Four of the captains in Freeman’s first season are among that group and he is grateful to it for believing in him.
“They built the foundation of what I believe is the future of the Notre Dame football program under me,” Freeman said. “Notre Dame football has been successful for a really long time, but the leadership has changed and you have to rebuild that foundation to fit the new leader. I’ll be forever in debt to them. This will be a special group forever to me, because they had blind faith. They didn’t choose me to be their head coach.
“I can say this is what I want our program to do, but until it’s implemented and until it’s carried out from the players and the leaders throughout the football players and the team, that is just words on the wall. This group of seniors has really done that.”
This afternoon, a group of 25 of those seniors will be recognized prior to what, for most of them, will be their last game at Notre Dame Stadium. A few of them have another year of eligibility left and some, including Lenzy and Justin Ademilola, are still mulling whether to return, but for most of them, today’s matchup against Boston College (3-7) will be their last opportunity to get a win in front of the Irish faithful.
“There’s only one way to have a good senior night and that’s to win the game,” said Irish offensive coordinator Tommy Rees, who went through Senior Day at Notre Dame Stadium as a player in 2013. “That can help motivate people, but certainly there’s no lack of motivation. … It’s a big game for us, we still have a lot to accomplish this season.”
No. 18 Notre Dame (7-3) has won four games in a row and has taken eight straight against Boston College, the only other Catholic school in the FBS, since 2009.
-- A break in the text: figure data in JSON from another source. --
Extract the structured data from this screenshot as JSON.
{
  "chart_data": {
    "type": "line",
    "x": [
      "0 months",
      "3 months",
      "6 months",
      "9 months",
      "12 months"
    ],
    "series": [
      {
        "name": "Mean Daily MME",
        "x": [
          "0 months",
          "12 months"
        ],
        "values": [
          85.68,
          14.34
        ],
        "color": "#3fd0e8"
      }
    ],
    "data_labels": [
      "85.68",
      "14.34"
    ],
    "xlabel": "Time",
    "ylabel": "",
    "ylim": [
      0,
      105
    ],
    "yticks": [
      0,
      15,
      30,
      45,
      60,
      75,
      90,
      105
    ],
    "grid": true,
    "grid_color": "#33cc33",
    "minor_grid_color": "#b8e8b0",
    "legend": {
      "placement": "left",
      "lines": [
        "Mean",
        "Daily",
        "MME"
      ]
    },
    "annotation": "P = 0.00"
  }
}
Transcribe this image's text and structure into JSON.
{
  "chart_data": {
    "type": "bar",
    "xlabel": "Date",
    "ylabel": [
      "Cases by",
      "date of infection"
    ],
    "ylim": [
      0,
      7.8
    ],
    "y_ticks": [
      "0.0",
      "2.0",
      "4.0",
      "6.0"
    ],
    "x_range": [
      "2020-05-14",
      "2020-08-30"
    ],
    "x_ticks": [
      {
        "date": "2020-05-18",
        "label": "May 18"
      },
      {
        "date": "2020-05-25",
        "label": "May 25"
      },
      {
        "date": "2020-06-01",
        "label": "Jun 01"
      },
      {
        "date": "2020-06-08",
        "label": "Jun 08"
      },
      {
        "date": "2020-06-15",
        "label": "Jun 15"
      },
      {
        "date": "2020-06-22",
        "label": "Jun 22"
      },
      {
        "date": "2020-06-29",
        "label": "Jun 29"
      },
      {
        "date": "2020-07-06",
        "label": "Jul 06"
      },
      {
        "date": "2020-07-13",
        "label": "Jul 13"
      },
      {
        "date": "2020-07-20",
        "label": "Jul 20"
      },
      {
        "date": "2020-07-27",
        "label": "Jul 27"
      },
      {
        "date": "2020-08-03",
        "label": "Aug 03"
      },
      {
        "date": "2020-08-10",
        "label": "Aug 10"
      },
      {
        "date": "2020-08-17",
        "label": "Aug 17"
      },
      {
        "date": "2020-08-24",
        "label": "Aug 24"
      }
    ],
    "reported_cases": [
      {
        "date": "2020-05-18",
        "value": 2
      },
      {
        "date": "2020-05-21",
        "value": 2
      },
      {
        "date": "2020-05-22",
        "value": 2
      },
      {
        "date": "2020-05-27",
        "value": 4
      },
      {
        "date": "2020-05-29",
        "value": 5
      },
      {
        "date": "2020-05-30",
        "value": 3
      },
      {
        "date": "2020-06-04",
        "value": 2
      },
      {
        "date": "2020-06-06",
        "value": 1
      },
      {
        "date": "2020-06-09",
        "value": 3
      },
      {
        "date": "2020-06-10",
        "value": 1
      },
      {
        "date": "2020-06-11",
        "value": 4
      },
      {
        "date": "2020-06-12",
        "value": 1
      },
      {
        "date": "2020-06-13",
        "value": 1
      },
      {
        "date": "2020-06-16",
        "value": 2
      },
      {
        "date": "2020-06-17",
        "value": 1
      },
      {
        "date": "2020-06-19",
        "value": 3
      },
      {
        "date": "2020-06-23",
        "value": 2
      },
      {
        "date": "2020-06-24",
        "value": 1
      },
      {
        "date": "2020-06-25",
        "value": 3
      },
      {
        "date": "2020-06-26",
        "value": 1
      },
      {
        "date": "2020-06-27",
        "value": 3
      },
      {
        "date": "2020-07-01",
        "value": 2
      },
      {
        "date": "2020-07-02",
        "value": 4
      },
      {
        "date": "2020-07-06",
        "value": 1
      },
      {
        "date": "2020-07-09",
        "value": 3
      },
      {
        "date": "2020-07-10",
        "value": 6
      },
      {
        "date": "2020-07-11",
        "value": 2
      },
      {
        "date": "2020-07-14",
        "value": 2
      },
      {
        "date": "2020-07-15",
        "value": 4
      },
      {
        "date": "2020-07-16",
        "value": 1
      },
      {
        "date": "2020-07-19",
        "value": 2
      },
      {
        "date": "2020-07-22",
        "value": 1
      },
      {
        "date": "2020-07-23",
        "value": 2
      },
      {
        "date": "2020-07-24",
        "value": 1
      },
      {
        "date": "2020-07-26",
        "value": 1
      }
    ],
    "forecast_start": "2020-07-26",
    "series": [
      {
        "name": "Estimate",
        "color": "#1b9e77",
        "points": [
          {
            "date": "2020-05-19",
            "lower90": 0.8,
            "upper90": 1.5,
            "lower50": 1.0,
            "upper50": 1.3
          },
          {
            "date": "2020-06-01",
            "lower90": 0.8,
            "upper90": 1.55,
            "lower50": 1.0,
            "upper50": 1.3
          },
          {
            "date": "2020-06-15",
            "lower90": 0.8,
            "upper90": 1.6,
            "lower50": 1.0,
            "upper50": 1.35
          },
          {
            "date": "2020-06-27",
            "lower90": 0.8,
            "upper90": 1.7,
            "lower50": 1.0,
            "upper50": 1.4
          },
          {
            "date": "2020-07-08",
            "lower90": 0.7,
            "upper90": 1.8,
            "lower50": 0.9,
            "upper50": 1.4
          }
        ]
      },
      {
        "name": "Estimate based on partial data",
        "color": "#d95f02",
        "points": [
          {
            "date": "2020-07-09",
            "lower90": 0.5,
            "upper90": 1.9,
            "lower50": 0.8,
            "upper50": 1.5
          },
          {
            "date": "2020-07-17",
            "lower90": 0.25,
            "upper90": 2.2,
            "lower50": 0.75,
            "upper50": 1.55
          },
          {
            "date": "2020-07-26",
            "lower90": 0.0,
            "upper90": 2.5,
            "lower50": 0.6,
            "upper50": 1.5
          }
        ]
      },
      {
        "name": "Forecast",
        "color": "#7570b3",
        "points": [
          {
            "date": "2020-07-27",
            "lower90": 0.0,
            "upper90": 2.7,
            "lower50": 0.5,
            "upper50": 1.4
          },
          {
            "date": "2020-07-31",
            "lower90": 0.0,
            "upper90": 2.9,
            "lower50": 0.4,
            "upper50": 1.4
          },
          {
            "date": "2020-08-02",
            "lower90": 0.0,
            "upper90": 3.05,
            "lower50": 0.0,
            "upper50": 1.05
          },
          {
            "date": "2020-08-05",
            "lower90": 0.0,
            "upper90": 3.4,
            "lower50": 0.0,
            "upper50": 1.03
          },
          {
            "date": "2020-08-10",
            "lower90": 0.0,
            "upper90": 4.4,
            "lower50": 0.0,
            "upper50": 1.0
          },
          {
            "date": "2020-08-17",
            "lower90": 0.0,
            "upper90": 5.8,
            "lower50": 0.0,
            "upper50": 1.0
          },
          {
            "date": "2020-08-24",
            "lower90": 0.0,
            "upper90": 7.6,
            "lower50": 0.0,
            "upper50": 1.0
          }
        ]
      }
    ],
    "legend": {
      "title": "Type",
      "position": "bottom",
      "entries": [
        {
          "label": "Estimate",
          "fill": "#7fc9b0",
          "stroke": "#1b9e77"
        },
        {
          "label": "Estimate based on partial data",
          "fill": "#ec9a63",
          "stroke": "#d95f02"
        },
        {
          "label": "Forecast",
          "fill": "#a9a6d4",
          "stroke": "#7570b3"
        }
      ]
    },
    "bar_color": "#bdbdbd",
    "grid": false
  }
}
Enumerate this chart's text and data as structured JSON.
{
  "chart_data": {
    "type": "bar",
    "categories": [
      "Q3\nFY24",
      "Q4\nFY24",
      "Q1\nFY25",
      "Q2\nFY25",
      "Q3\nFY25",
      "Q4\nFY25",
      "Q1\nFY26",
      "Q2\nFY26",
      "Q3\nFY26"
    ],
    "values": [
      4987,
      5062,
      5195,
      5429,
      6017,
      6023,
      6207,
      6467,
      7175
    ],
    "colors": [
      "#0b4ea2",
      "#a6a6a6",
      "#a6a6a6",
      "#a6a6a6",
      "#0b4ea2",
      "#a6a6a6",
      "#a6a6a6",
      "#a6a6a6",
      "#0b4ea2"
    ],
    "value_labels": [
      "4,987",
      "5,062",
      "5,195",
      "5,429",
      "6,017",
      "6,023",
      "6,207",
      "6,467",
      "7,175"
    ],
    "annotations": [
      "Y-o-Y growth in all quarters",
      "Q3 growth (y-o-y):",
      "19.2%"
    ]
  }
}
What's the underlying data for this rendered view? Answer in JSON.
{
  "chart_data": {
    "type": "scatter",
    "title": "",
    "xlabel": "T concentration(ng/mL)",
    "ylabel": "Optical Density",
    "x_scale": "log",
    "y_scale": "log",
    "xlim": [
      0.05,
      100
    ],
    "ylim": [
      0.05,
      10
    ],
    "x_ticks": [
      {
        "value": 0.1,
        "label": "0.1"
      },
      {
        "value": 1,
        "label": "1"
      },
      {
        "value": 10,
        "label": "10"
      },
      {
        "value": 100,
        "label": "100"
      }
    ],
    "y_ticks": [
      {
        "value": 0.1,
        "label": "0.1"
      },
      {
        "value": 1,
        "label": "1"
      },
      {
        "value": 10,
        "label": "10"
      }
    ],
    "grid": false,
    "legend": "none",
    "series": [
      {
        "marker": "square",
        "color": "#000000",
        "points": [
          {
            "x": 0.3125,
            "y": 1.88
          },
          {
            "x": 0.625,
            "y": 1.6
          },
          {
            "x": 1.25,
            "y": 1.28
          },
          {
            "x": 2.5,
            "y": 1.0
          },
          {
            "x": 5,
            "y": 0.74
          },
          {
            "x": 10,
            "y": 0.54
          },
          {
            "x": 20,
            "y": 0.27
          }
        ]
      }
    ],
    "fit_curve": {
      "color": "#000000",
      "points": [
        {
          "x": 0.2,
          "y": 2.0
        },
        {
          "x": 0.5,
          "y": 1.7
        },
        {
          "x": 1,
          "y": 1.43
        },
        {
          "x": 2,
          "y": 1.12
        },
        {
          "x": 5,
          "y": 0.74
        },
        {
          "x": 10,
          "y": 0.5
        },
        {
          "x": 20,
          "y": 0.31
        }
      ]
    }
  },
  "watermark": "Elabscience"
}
The Eagles, in their third year under coach Jeff Hafley, are suffering through a down season but are coming off a galvanizing triumph, 21-20 over then-No. 17 N.C. State.
Notre Dame, meanwhile, beat Navy 35-32 last week but was outscored 19-0 in the second half and managed only 12 total yards after halftime.
Still, the Irish have scored 35 points in four straight games for just the 10th time in program history.
“When you watch our games, especially recently, we’ve been taking what we have. Clemson, we ran the hell out of the ball. Against Navy, we knew they were gonna be loading the box and you look at that game everything we wanted happened in the first half,” said Lenzy, who in that game had season-highs with five catches and 67 yards and added a highlight-reel touchdown in which he pinned the ball against the defender’s back in the end zone.
“I promise you we got everything we wanted in the second half, just one little inch of a throw, one little inch of a block and we have three to four more touchdowns for sure.
“If we have the looks we want, we’ll deliver.”
If the Irish are able to secure another rivalry victory, the seniors will have a chance to reflect on what they built in their final seasons in South Bend.
“I haven’t been part of a team yet at Notre Dame that has been this close,” Lugg said. “The locker room environment is contagiously good for this program. I hope it continues after this senior class leaves and I know it will continue because everyone from the top down is committed to the process of being together and sacrificing for one another.”